Hell, lemme see what I can do with my Pops. He really can't say no once you put a plate of food in front of him, and your food always looks pretty flippin sweet.

LegalMist said...

What a terrible thing for a dad to do, when you were just trying to brighten everyone's Christmas.

I think you should accept Gwen's offer and go hang with her next Christmas. It surely will be much more fun, and at least you will feel loved!

Here's hoping 2010 is a happier year. :)

the wino said...

Cheap wine? I CALL DIBS ON YOU.

I'm sorry this happened. If it's any consolation, in the days before email my mother once FedExed me a mean letter. We get along famously now.

* knock on wood *

domboy said...

I’d adopt you, you’re great, but I have no parenting skills, and I’d probably treat you much worse. I hope you’d still forgive me though. It’s me that sucks, not you.

Red said...

First, 56 COMMENTS?!! You are so fucking cool you don't really need parents.
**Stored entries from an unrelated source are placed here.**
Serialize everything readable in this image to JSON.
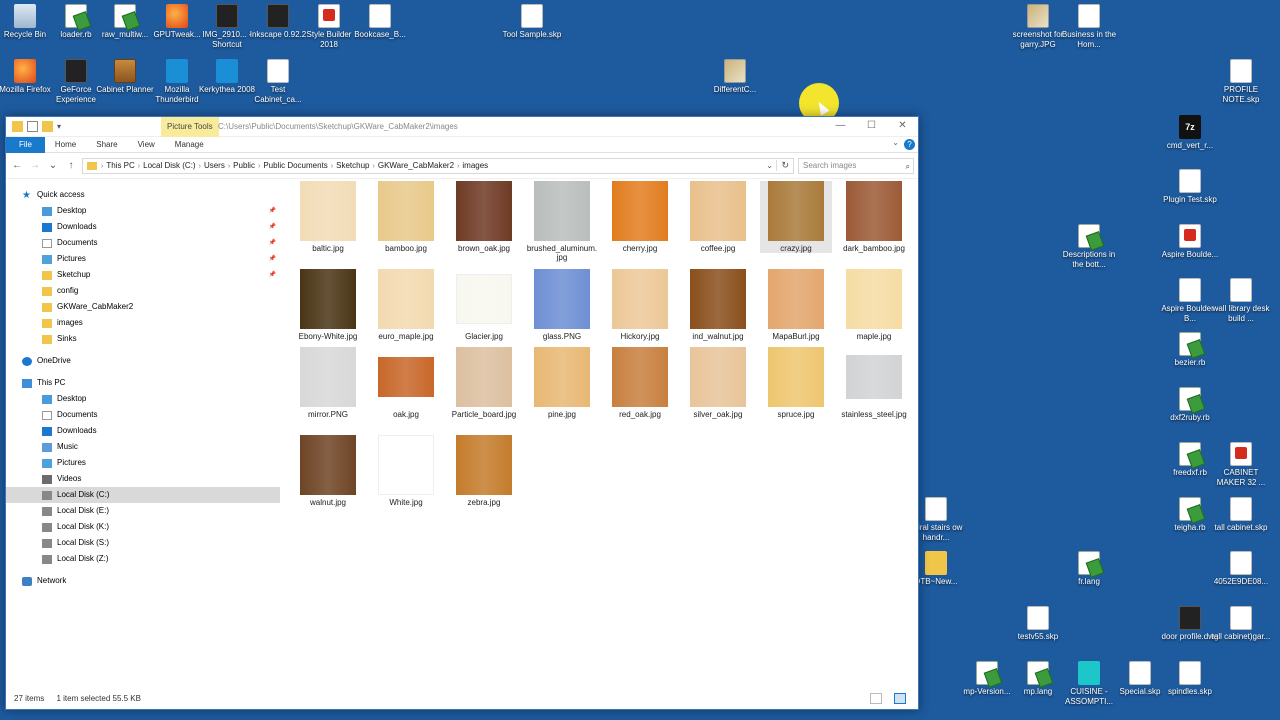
{
  "desktop": {
    "icons": [
      {
        "label": "Recycle Bin",
        "icon": "recycle-bin-icon"
      },
      {
        "label": "loader.rb",
        "icon": "ruby-file-icon"
      },
      {
        "label": "raw_multiw...",
        "icon": "ruby-file-icon"
      },
      {
        "label": "GPUTweak...",
        "icon": "app-icon"
      },
      {
        "label": "IMG_2910... - Shortcut",
        "icon": "shortcut-icon"
      },
      {
        "label": "Inkscape 0.92.2",
        "icon": "inkscape-icon"
      },
      {
        "label": "Style Builder 2018",
        "icon": "style-builder-icon"
      },
      {
        "label": "Bookcase_B...",
        "icon": "file-icon"
      },
      {
        "label": "Tool Sample.skp",
        "icon": "skp-file-icon"
      },
      {
        "label": "screenshot for garry.JPG",
        "icon": "image-file-icon"
      },
      {
        "label": "Business in the Hom...",
        "icon": "document-icon"
      },
      {
        "label": "Mozilla Firefox",
        "icon": "firefox-icon"
      },
      {
        "label": "GeForce Experience",
        "icon": "geforce-icon"
      },
      {
        "label": "Cabinet Planner",
        "icon": "cabinet-planner-icon"
      },
      {
        "label": "Mozilla Thunderbird",
        "icon": "thunderbird-icon"
      },
      {
        "label": "Kerkythea 2008",
        "icon": "kerkythea-icon"
      },
      {
        "label": "Test Cabinet_ca...",
        "icon": "document-icon"
      },
      {
        "label": "DifferentC...",
        "icon": "image-file-icon"
      },
      {
        "label": "PROFILE NOTE.skp",
        "icon": "skp-file-icon"
      },
      {
        "label": "cmd_vert_r...",
        "icon": "7zip-icon"
      },
      {
        "label": "Plugin Test.skp",
        "icon": "skp-file-icon"
      },
      {
        "label": "Descriptions in the bott...",
        "icon": "ruby-file-icon"
      },
      {
        "label": "Aspire Boulde...",
        "icon": "pdf-icon"
      },
      {
        "label": "Aspire Boulder - B...",
        "icon": "file-icon"
      },
      {
        "label": "wall library desk build ...",
        "icon": "skp-file-icon"
      },
      {
        "label": "bezier.rb",
        "icon": "ruby-file-icon"
      },
      {
        "label": "dxf2ruby.rb",
        "icon": "ruby-file-icon"
      },
      {
        "label": "freedxf.rb",
        "icon": "ruby-file-icon"
      },
      {
        "label": "CABINET MAKER 32 ...",
        "icon": "pdf-icon"
      },
      {
        "label": "spiral stairs ow handr...",
        "icon": "skp-file-icon"
      },
      {
        "label": "teigha.rb",
        "icon": "ruby-file-icon"
      },
      {
        "label": "tall cabinet.skp",
        "icon": "skp-file-icon"
      },
      {
        "label": "DTB~New...",
        "icon": "zip-folder-icon"
      },
      {
        "label": "fr.lang",
        "icon": "ruby-file-icon"
      },
      {
        "label": "4052E9DE08...",
        "icon": "file-icon"
      },
      {
        "label": "testv55.skp",
        "icon": "skp-file-icon"
      },
      {
        "label": "door profile.dwg",
        "icon": "dwg-file-icon"
      },
      {
        "label": "tall cabinet)gar...",
        "icon": "skp-file-icon"
      },
      {
        "label": "mp-Version...",
        "icon": "ruby-file-icon"
      },
      {
        "label": "mp.lang",
        "icon": "ruby-file-icon"
      },
      {
        "label": "CUISINE -ASSOMPTI...",
        "icon": "teal-app-icon"
      },
      {
        "label": "Special.skp",
        "icon": "skp-file-icon"
      },
      {
        "label": "spindles.skp",
        "icon": "skp-file-icon"
      }
    ]
  },
  "window": {
    "contextual_tab": "Picture Tools",
    "title_path": "C:\\Users\\Public\\Documents\\Sketchup\\GKWare_CabMaker2\\images",
    "controls": {
      "minimize": "—",
      "maximize": "☐",
      "close": "✕"
    },
    "ribbon_tabs": [
      "File",
      "Home",
      "Share",
      "View",
      "Manage"
    ],
    "help": "?",
    "address": {
      "crumbs": [
        "This PC",
        "Local Disk (C:)",
        "Users",
        "Public",
        "Public Documents",
        "Sketchup",
        "GKWare_CabMaker2",
        "images"
      ]
    },
    "search_placeholder": "Search images",
    "nav": {
      "quick_access": "Quick access",
      "quick_items": [
        "Desktop",
        "Downloads",
        "Documents",
        "Pictures",
        "Sketchup",
        "config",
        "GKWare_CabMaker2",
        "images",
        "Sinks"
      ],
      "onedrive": "OneDrive",
      "this_pc": "This PC",
      "pc_items": [
        "Desktop",
        "Documents",
        "Downloads",
        "Music",
        "Pictures",
        "Videos",
        "Local Disk (C:)",
        "Local Disk (E:)",
        "Local Disk (K:)",
        "Local Disk (S:)",
        "Local Disk (Z:)"
      ],
      "network": "Network"
    },
    "files": [
      {
        "name": "baltic.jpg",
        "color": "#f2dcb6"
      },
      {
        "name": "bamboo.jpg",
        "color": "#e8c98a"
      },
      {
        "name": "brown_oak.jpg",
        "color": "#6e3a24"
      },
      {
        "name": "brushed_aluminum.jpg",
        "color": "#b9bebd"
      },
      {
        "name": "cherry.jpg",
        "color": "#e27d1f"
      },
      {
        "name": "coffee.jpg",
        "color": "#e8c08c"
      },
      {
        "name": "crazy.jpg",
        "color": "#a97a3a"
      },
      {
        "name": "dark_bamboo.jpg",
        "color": "#9c5a36"
      },
      {
        "name": "Ebony-White.jpg",
        "color": "#4a3516"
      },
      {
        "name": "euro_maple.jpg",
        "color": "#f2dab0"
      },
      {
        "name": "Glacier.jpg",
        "color": "#f8f8f0"
      },
      {
        "name": "glass.PNG",
        "color": "#6e8fd4"
      },
      {
        "name": "Hickory.jpg",
        "color": "#ecc898"
      },
      {
        "name": "ind_walnut.jpg",
        "color": "#8a4f1c"
      },
      {
        "name": "MapaBurl.jpg",
        "color": "#e3a66e"
      },
      {
        "name": "maple.jpg",
        "color": "#f6dca4"
      },
      {
        "name": "mirror.PNG",
        "color": "#d8d8d8"
      },
      {
        "name": "oak.jpg",
        "color": "#c8672a"
      },
      {
        "name": "Particle_board.jpg",
        "color": "#dcc0a0"
      },
      {
        "name": "pine.jpg",
        "color": "#e8b874"
      },
      {
        "name": "red_oak.jpg",
        "color": "#c8803f"
      },
      {
        "name": "silver_oak.jpg",
        "color": "#e8c49a"
      },
      {
        "name": "spruce.jpg",
        "color": "#eec670"
      },
      {
        "name": "stainless_steel.jpg",
        "color": "#d2d3d5"
      },
      {
        "name": "walnut.jpg",
        "color": "#6e4425"
      },
      {
        "name": "White.jpg",
        "color": "#ffffff"
      },
      {
        "name": "zebra.jpg",
        "color": "#c47c2c"
      }
    ],
    "selected_file": "crazy.jpg",
    "status": {
      "count": "27 items",
      "selection": "1 item selected  55.5 KB"
    }
  }
}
Second, I'm really sorry to hear about your dad. A good friend of mine, who, like you, is a very cool chick, has a terrible time with her folks. It can't be her; it's gotta be them. I'm thinking the same in your case.

Third, if it turns out that you _do_ have an evil lair, PLEASE don''t tell EG. He might just take off looking for you and never come back.

Aunt Snow said...

You can come over to our place, but you may have to negotiate sleeping quarters with Jack the dog - he took over our son's bedroom while our son was gone at college.

This sounds weird, and the funny thing is, with relatives like this, when they "disown" you, you end up interacting with the more than when you did before you were in their bad graces.

Mommy Lisa said...

ugh. you cannot control your gene pool no matter how hard you try.

dguzman said...

Holy shit, 59 comments--even more than when Red made this super-salient point.

I'm pretty sure my parents would adopt you, but then you'd have me for a sister.